Book Review 2023.04: The Billionaires Club: The unstoppable rise of the football’s super-rich owners, 2017, 316 pages, Paperback, ₹399
This book is the worthy winner of the 2018 Sports Book Award, Football Book of the Year. A must read for every lover of this captivating game who wishes football a glorious future for it to be enjoyed by not just the current and also the future generations.
With no single hero or villain, it is a fascinating commentary of how the ownership in the elite world of club football is changing in the 21st century. While its impact for the grassroot football is not expressly spelt out, it is not tough to see its consequences on community football clubs that need to thrive to identify and promote young talent.

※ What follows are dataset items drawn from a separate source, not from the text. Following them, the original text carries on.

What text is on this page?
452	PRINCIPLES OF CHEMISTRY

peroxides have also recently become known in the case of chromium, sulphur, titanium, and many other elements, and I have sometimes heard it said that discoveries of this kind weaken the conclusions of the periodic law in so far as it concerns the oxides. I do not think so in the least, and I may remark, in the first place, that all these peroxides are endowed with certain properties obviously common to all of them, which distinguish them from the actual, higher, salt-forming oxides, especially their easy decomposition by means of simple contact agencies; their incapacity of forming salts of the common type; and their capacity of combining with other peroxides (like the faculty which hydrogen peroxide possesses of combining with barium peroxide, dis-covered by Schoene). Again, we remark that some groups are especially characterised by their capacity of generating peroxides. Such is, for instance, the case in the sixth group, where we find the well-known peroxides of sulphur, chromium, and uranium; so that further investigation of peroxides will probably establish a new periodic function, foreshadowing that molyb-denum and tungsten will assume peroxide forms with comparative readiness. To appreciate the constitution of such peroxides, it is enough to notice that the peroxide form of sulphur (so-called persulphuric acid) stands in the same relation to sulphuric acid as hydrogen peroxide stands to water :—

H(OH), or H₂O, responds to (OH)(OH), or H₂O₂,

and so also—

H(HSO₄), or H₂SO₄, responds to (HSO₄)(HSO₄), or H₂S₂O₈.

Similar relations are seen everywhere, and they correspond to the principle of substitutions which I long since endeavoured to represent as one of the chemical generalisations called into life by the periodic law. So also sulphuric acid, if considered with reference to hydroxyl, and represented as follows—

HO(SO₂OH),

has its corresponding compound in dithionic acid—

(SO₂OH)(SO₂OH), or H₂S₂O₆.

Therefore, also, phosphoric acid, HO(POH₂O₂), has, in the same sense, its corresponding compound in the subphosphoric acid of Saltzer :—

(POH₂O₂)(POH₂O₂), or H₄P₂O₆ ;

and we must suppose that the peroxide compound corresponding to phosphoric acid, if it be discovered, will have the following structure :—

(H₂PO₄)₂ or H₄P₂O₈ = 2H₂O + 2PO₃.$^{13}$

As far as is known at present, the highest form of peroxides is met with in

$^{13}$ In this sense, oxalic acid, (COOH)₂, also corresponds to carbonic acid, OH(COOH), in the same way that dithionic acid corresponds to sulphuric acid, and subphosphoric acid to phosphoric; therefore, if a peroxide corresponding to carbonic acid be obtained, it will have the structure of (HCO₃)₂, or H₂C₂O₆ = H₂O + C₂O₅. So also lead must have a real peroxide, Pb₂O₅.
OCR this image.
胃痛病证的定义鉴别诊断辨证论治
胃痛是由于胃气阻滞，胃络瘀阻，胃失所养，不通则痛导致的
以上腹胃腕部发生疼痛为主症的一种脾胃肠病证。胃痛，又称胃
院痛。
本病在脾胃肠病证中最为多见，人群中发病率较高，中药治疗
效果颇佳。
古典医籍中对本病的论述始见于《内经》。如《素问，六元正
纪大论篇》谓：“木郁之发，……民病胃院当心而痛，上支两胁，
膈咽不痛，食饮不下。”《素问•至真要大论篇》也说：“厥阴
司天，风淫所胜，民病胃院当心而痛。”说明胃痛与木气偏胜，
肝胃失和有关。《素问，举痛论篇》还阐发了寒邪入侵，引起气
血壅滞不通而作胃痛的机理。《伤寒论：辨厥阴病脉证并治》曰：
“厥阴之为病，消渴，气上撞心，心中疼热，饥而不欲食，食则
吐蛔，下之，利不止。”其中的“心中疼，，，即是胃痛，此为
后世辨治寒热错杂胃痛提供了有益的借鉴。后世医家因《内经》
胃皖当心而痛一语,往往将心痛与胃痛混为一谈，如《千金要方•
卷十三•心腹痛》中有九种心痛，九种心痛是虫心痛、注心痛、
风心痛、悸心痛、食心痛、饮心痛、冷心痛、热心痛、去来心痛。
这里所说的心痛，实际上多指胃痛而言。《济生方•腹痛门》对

What makes this book distinct is the socio-economic lens used to analyze changes in the elite football club ownership which offers the readers not only a brief glimpse of the political and economic drivers for change but also the personal motive for buying clubs like Arsenal, Chelsea, Manchester United, Manchester City and Leicester City among others.
Moving from the wealthy Russians who insure their survival by building a public profile to insulate themselves from the whims of their totalitarian rulers to American sports businessmen thriving on public funded stadiums for their private profits the book captures the wide range of incentive or compulsions driving the Russians, Americans, Chinese, Arabs and the Thais owners.
The last part of the book detailing how Bangladeshi labor is exploited in the middle-east, by providing specific case studies from construction of stadiums for Qatar FIFA 2022 World Cup is vivid and engaging while at the same time depressing. Painting in detail the efforts made by the Qatar royalty to whitewash the negative images of their slave labor camps with the spectacle of the World Cup tests our love for the beautiful game of football to its breaking point.
I recommend this book to all readers interested in sports management and financing of sports. A by-product of reading this book is the triggers it sets off in all sensitive human beings to re-examine the way market economics is manipulated for the benefit of the super-rich by taxing the poor, and how neighborhood clubs that nourish grassroot talent are being taken away from the local community sponsors by the sporting plutocrats.
Happy reading or should I say necessary critical reading.